La Gran Bretagna ha votato “Brexit”: anche se la maggioranza è risicata, il voto è comunque netto, e molto realisticamente la conseguenza sarà – anche se si è trattato di una consultazione non vincolante – l’uscita dall’Europa della Gran Bretagna.
Si rincorrono le analisi politiche ed economiche del dopo referendum, ma quali saranno le conseguenze nel mondo della musica? A poche ore dal voto, lo staff amministrativo dell’Eubo, l’Orchestra Barocca dell’Unione Europea, ha emanato un comunicato, in cui Paul James, Emma Wilkinson e Noora Heiskanen dichiarano di essere “scioccati e tristi per il risultato del referendum nel Regno Unito, e preoccupati delle conseguenze che vi saranno per Eubo, per il mondo musicale e per l’Europa.” Al di là della caduta degli ideali culturali e politici comunitari che hanno animato Eubo (attiva da 30 anni) così come altre iniziative, lo staff si dichiara preoccupato di un probabile “fall-out per il nostro settore a causa della reintroduzione di visti, permessi di lavoro e normative doganali, che sarà dannosa per tutti i musicisti europei, limitando gravemente la loro capacità di muoversi e lavorare liberamente in tutta Europa.” L’attività dell’orchestra per i prossimi anni non è in forse: i finanziamenti dell’Unione Europea sono garantiti fino al 2018 grazie al progetto pan-europeo EUBO Mobile Baroque Academy (EMBA), ma che futuro avrà un’orchestra dei giovani dell’Unione Europea con sede in Inghilterra?

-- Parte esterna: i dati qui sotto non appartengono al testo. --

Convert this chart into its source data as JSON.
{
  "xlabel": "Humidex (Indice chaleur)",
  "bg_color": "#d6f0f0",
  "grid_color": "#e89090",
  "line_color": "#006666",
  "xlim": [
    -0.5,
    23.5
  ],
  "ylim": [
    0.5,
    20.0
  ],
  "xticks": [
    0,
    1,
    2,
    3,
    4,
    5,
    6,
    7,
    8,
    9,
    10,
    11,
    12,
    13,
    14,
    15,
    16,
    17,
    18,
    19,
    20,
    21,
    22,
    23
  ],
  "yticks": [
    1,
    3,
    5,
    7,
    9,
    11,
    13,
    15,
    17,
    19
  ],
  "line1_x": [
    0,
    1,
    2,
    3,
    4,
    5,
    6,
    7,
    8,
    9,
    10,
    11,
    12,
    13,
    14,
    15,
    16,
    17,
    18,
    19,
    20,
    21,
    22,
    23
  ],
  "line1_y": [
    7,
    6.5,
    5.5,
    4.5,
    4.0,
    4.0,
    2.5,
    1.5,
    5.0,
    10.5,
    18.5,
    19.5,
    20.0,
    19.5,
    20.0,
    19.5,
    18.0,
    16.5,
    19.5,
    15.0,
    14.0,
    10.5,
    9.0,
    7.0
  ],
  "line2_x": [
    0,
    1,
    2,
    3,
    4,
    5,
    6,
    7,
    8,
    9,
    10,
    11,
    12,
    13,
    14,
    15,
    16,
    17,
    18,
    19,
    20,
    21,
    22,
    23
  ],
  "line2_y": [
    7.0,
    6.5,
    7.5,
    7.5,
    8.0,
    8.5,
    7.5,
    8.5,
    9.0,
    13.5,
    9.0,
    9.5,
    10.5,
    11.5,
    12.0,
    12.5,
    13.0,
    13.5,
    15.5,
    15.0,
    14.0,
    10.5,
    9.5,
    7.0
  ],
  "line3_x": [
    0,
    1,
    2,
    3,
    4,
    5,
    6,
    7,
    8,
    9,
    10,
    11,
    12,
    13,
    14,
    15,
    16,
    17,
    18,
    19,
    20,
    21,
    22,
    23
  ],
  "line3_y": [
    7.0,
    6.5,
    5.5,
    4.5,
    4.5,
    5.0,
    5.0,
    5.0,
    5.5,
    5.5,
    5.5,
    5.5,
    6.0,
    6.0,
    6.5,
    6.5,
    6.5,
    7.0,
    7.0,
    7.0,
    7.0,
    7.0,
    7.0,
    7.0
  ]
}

Il magazine Classic Fm riporta altri commenti preoccupati di esponenti del modo musicale inglese: per Stephen Maddock, Amministratore Delegato della Birmingham Symphony Orchestra “il problema principale è ciò che questo significherà per la libera circolazione degli artisti in tutta Europa. Come tutte le orchestre, abbiamo beneficiato del flusso bidirezionale di musicisti e del fatto che viaggiare in Europa è molto facile. Ci chiediamo se e come tutto questo cambierà.” E il Royal College of Music ha emanato una comunicazione ufficiale in cui rivendica l’internazionalità della propria comunità di studenti e docenti e auspica che non vi siano cambiamenti nei rapporti con studenti provenienti dai paesi EU e coinvolti nei progetti Erasmus.
Più in generale, tutto il music business inglese potrebbe subire grosse conseguenze dall’uscita dalla UE: le major e le etichette indipendenti inglesi da questo punto in poi non potranno godere, ad esempio, degli effetti della legislazione europea sul copyright. Non solo: l’Inghilterra con la Brexit non avrà più voce nella Commisiione Europea che si occupa a tempo pieno della regolamentazione dei diritti d’autore.
C’è chi però minimizza l’allarme: al post apocalittico di Norman Lebrecht che sul suo blog Slipped Disc tuona: “Ora i musicisti non inglesi se ne dovranno andare dalla Gran Bretagna” più di un commentatore ricorda i numerosi cittadini extraeuropei che lavorano nelle orchestre inglesi; inoltre, ci sono almeno due anni per negoziare l’uscita dalla UE, e in due anni tutto può succedere.